Onshoring isn’t easy
Companies that have considered moving their production to the U.S. have run into big hurdles, Levy said.
The infrastructure, materials and people with the expertise are often not available. She said a member of the Outdoor Industry Association wanted to manufacture its products in this country, but couldn’t hire enough sewers despite offering pay substantially above minimum wage and offering benefits and family leave.
“I have one member with lightweight tents and there are only 10 manufacturers in the world who can make those materials,” Levy said.
Levy said some companies were able to stock up on inventory after tariffs were announced earlier this year. Now, businesses say they’re starting to raise prices, freeze hiring and cut back on research and development.
Campbell, the Eagle Creek CEO, said his company moved most of its production to Indonesia. His company had paid from about 17% to 20% in what he called “legacy” tariffs. The tariffs imposed by the Trump administration in the spring roughly doubled the rates.
Like many businesses caught in the whirlwind of on-again, off-again increases, Eagle Creek held off significantly raising prices for customers by sharing the economic beating with suppliers and cutting back spending.
But that can’t last forever, Campbell said. He expects consumers to start seeing higher prices in the fall and next spring.
“On an annualized basis, the incremental cost of the tariffs will be millions of dollars to us,” Campbell said. “It’s difficult for any business to absorb that magnitude in change in your cost structure on the timeline that it was pushed through.”
Mojica said Outdoor Element raised prices about 10% in April to help cover the higher tariffs.

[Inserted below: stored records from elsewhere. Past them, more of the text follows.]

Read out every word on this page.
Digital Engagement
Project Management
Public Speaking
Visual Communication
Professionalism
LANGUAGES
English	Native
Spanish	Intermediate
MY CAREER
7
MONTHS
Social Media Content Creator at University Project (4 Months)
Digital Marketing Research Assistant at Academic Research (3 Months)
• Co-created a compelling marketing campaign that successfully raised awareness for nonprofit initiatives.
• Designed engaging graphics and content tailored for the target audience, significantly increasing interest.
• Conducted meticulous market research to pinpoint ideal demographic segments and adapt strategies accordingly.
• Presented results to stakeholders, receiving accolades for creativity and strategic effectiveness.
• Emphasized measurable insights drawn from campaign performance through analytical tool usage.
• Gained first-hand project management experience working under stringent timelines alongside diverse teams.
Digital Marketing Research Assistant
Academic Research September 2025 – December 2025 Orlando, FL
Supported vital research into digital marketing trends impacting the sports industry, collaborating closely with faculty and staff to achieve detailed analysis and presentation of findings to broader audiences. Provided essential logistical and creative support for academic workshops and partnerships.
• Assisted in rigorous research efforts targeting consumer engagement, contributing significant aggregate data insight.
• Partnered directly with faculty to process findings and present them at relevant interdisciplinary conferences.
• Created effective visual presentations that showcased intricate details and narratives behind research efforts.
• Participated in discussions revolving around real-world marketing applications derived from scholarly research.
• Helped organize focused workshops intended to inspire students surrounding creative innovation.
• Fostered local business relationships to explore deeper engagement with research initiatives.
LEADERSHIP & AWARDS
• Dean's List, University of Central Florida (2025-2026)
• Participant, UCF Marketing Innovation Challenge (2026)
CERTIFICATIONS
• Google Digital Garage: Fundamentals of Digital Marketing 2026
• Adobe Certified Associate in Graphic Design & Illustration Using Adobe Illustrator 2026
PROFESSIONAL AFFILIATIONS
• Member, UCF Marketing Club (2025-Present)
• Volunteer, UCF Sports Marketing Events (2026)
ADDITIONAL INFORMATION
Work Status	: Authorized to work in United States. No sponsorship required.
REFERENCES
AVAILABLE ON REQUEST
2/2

He’s holding back until the new year on considering more increases to see if “things settle down.” He has laid off a couple of people and his wife went to work for the company for free — for now.
Campbell believes the changing rates and uncertainty surrounding the administration’s policies will undermine one of the stated goals of higher tariffs — increased manufacturing in the U.S. He said boosting domestic manufacturing will require “lots of dollars and lots of time” and certainty.
Mojica is manufacturing a few of his products in the U.S., but he would like to maintain a portion of his production in China as a kind of peaceful protest. “If we are able to have commerce with a country, we are generally at peace with them.”